Put together by the Economist Intelligence Unit (EIU), the Global Engineering Capability Review (GECR) measures the abilities of 99 countries to carry out core engineering activities in a safe and innovative way.
The GECR focuses on six different measures of worldwide engineering capability: the strength and sophistication of the country’s engineering industry, the availability and diversity of its engineering labour force, its knowledge base, built and digital infrastructure and safety standards.
It was commissioned as part of Engineering X, a new international collaboration that aims to bring together some of the world’s foremost tech leaders, engineers, and problem-solvers to address today’s greatest challenges.
The UK is Lagging Behind
According to the report, the UK features in the top ten countries of only two categories—knowledge and safety standards.
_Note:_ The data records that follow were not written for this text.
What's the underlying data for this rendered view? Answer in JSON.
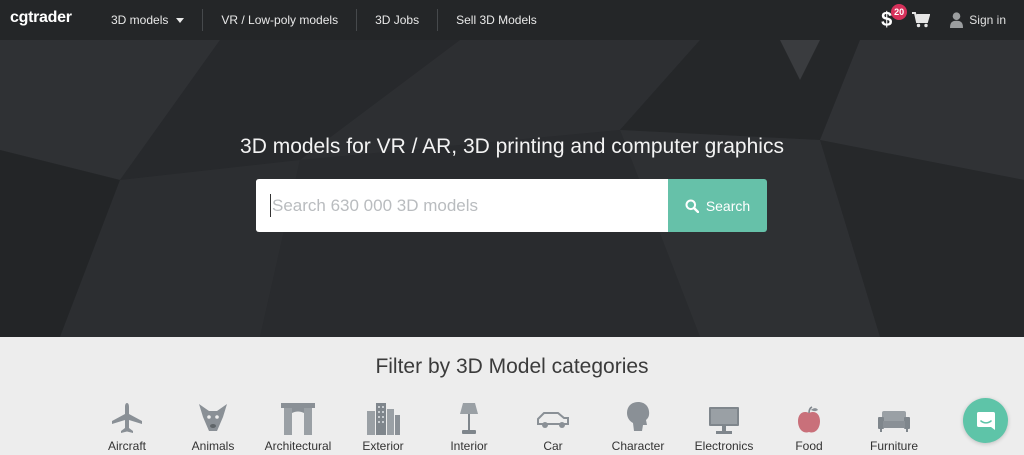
{
  "brand": {
    "logo_text": "cgtrader"
  },
  "nav": {
    "items": [
      {
        "label": "3D models",
        "has_dropdown": true
      },
      {
        "label": "VR / Low-poly models"
      },
      {
        "label": "3D Jobs"
      },
      {
        "label": "Sell 3D Models"
      }
    ],
    "currency_symbol": "$",
    "notification_count": "20",
    "cart_icon": "cart-icon",
    "signin_label": "Sign in"
  },
  "hero": {
    "title": "3D models for VR / AR, 3D printing and computer graphics",
    "search": {
      "value": "",
      "placeholder": "Search 630 000 3D models",
      "button_label": "Search"
    }
  },
  "categories": {
    "title": "Filter by 3D Model categories",
    "items": [
      {
        "label": "Aircraft",
        "icon": "aircraft-icon"
      },
      {
        "label": "Animals",
        "icon": "animals-icon"
      },
      {
        "label": "Architectural",
        "icon": "architectural-icon"
      },
      {
        "label": "Exterior",
        "icon": "exterior-icon"
      },
      {
        "label": "Interior",
        "icon": "interior-icon"
      },
      {
        "label": "Car",
        "icon": "car-icon"
      },
      {
        "label": "Character",
        "icon": "character-icon"
      },
      {
        "label": "Electronics",
        "icon": "electronics-icon"
      },
      {
        "label": "Food",
        "icon": "food-icon"
      },
      {
        "label": "Furniture",
        "icon": "furniture-icon"
      }
    ]
  },
  "colors": {
    "topbar": "#242628",
    "hero": "#2a2c2f",
    "accent": "#66c1a9",
    "badge": "#d6305a",
    "chat": "#5ec4a8"
  }
}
In contrast, Singapore features in the top ten in five of the six categories. This, according to the report, means that the UK is lagging behind and points the finger at a lack of suitably skilled engineers.
Identifying the root cause of this shortage will be key if the UK is to see improvements in other areas. Some observers believe that short-term permanent employment, skills gaps due to the “older generation” of engineers retiring to other areas, and low salaries in certain engineering sectors—influenced by the availability of cheap overseas labour, particularly in sectors such as building services—could be to blame.
Addressing the Capability Gaps
The UK is not the only country with a significant skills gap. In fact, it is a global problem, and the GECR aims to provide a baseline to enable policymakers, educators, and business leaders understand their country’s engineering strengths and to address sills gaps that are barriers to sustainable development.
The report highlights two recommendations.
Global map identifying countries featured in the GECR. Image Credit: The Economist Intelligence Unit.
Strengthen the Evidence Base
First, it explains that many countries struggle to collect and report accurate data across several indicators that could support safe and innovative engineering. By implementing best practice survey methodology and through the better use of survey technology, collection and reporting accuracy could be greatly enhanced.
Furthermore, by collecting data through labour force surveys, firms will find it easier to categorise an “engineer” and identify the skills required for a given role, improving transparency and making skills simpler to eliminate.
Focus on Quality
Of the 99 countries investigated by the report, a pattern of quantity over quality was discovered—and countries often face problems with producing adequately trained, high-quality engineers because of this.
To ensure adequate availability of skilled engineering talent, institutions should develop interdisciplinary curricula and alternative education models that utilise project-based learning as these provide students with real-world, hands-on engineering experience which is priceless. On a more global scale, transnational collaboration should be encouraged to develop international certifications that both facilitate and encourage professional mobility.
A Complex Challenge
Engineering X, which was launched at the beginning of March to coincide with the celebration of the inaugural UN World Engineering Day for sustainable development, aims to build a global partnership which will tackle the most pressing issues in engineering, such as safety and sustainability.
According to Professor Peter Goodhew from Engineering X, addressing the problems that the report highlights present a complex challenge. “There is no one-size-fits-all approach and countries struggle to address all the factors that can contribute to engineering strength and to develop a pipeline of engineering talent that will match their growing and diverse needs,” he said.
As launch partners of Engineering X, the RAEng and Lloyd’s Register Foundation commissioned the study to highlight how engineering practices can be improved and the role that they play in solving the world’s biggest problems.
“Engineers in countries around the world can support human livelihood and dignity, the improvement of systems and the avoidance of harm,” said Professor Richard Clegg, chief executive of Lloyd’s Register Foundation.